Like I said, I don’t really have a timeframe for this to be done, other than to say that I’ll need it for use in another project within a few months, so it shouldn’t be longer than that. Also, the complete source code (C# and CUDA) will be released under the BSD license, so you’ll be able to grab it and use it in whatever you like. I’ll post back here in the future when I have something to share…
Was wondering if anybody actually ported an implementation to CUDA. I am planning on writing an implementation of the Levenberg Marquardt algorithm myself, but it’d be nice to know if someone else has done it. If i do complete it, I’ll post a link here.

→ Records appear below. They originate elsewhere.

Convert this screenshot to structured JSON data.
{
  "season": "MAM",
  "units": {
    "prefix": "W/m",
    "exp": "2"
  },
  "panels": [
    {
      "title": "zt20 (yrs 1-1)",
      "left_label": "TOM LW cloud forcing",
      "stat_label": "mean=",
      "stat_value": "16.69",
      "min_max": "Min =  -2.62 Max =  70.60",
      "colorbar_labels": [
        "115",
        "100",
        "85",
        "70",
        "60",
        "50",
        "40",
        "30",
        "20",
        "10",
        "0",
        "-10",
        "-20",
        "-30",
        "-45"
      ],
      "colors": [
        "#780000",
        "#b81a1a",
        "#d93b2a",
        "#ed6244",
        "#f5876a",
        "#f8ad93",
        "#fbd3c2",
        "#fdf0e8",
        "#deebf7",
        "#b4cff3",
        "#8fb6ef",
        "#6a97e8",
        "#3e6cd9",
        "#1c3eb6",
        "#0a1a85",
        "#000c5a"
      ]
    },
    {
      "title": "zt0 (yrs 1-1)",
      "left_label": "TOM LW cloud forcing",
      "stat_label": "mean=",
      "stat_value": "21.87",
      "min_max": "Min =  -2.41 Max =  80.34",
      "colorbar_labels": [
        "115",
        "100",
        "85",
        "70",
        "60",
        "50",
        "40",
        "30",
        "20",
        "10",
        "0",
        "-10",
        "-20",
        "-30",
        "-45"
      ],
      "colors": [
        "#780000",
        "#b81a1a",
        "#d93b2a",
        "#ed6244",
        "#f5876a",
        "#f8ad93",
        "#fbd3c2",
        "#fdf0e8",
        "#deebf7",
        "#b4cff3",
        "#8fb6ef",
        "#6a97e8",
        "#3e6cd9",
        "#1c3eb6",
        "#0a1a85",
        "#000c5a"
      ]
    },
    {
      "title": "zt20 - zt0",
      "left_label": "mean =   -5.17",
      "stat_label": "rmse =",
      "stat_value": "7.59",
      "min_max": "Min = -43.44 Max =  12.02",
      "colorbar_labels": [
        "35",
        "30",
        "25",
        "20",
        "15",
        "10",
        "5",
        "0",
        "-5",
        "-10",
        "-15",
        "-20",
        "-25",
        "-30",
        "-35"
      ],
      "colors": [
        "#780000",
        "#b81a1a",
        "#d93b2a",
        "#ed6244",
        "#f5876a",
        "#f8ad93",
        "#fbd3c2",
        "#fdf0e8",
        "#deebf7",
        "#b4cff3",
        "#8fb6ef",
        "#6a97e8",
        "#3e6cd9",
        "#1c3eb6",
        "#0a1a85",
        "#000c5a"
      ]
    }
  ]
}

Was wondering if anybody actually ported an implementation to CUDA. I am planning on writing an implementation of the Levenberg Marquardt algorithm myself, but it’d be nice to know if someone else has done it. If i do complete it, I’ll post a link here.
I’m also looking into a non-linear least squares implementation on GPU.
I have just ordered my GTX680, that comes with the latest CUDA capability 3.0. I would be happy to help test your code on my card when it arrives and is installed.
There does not seem to be any GPU package out there for parallel continuous minimization. The only thing I could find is this article where section 6.3 covers the Weierstrass Continuous function. The authors are part of the so called ParadisEO project, that just put their GPU version of the code online, but I was not able to find the continuous case on their svn.
Do you plan to share this work as open source software? If so, I’d be very interested in checking out what you have so far. I have compute capability 2.0 and above devices that I could test on.
The forums are back up again and my card has arrived (I’ve been playing around a bit with it meanwhile).
If you - and others, of course - are interested to develop this into an open source project, count me in.
I have experience working with optimization problems and I have started with the CUDA documentation. If I would do it for myself (which I still plan to do), I would start with levmar for known jacobian, box constrained and using PyCUDA. Single-float is sufficient for my purposes.
I haven’t worked with cminpack, but I just saw it has a less restrictive license, which should add some momentum if some of you are working on commercial software.
Also, if something similar has been started somewhere else, please mention it here.